The Quadtree and its three-dimensional brother the Octree are two fundamental data types that are well worth knowing about.
They have lots of applications but the reason I am writing about them now is that I've been working on a number of implementations of graphics algorithms that need both data structures. In particular I've been working on custom color reduction.
However, the theory of these two data structures is well worth knowing even if color reduction isn’t something that interests you. Also, for reasons that I’m not at all sure of, both the quadtree and the octree are often ignored or forgotten when they could be really useful.
It makes sense to start with the quadtree because it is simpler to explain – and draw!
A quadtree derives from the idea of dividing a square area into smaller squares. This connection with squares and refinement also determines where it tends to be useful, i.e. in 2D search or optimisation algorithms.
Start with a unit square as the root of the tree. Now divide the square into four smaller squares.
Each of the new smaller squares is a child node of the root.
The next step is to repeat the process on the small squares generating four more sub-squares and hence four children at the next level of the tree for each of them.
As you move down the quadtree each square is divided into four smaller squares.
At first it can be difficult to see the tree for the squares but the diagrams should help.
You can see how the tree idea fits into the picture a little better by drawing lines showing the children of each node. If you concentrate on the black lines you can see that they form a branching tree structure with four branches at each level.

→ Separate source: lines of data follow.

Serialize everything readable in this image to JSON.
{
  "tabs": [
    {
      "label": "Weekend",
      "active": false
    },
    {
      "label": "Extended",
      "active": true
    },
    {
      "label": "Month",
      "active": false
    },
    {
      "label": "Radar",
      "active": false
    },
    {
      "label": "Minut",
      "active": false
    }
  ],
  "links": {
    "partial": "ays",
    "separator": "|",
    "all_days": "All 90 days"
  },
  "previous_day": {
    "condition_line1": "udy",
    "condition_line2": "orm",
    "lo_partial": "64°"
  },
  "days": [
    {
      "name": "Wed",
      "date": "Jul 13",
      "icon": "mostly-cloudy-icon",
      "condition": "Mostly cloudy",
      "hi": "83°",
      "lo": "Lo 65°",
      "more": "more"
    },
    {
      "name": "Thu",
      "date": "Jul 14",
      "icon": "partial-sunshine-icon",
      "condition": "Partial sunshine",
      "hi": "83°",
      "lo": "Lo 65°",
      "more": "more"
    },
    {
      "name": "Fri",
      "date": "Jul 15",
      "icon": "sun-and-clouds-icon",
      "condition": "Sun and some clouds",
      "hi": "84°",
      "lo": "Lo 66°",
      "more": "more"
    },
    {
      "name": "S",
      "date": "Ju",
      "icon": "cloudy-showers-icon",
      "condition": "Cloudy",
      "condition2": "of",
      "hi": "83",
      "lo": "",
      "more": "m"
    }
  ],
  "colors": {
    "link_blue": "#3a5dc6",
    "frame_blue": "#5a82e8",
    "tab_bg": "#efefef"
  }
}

We can make the view of the tree more abstract and closer to the data structure we use to represent it by flattening the tree part of the diagram into a 2D tree diagram.
The most abstract view emphasises the tree, but remember where the squares come from.
You can now see that a quadtree isn't really very special as a data structure - its just a tree where each node has four child nodes. The key idea however is that each child node represents a subdivision of the square that its parent node represents. Most of the work in implementing a quadtree goes into representing and implementing the division of the geometry rather than in building a sophisticated data structure.
There are other potential complications that you can encounter in practice. For example, it is usually the case that a quadtree is built up dynamically as the data becomes available. In this case the division of a square at one level may become necessary before some or any of the others have been divided. The result is an unbalanced quadtree the covers some areas more finely than others.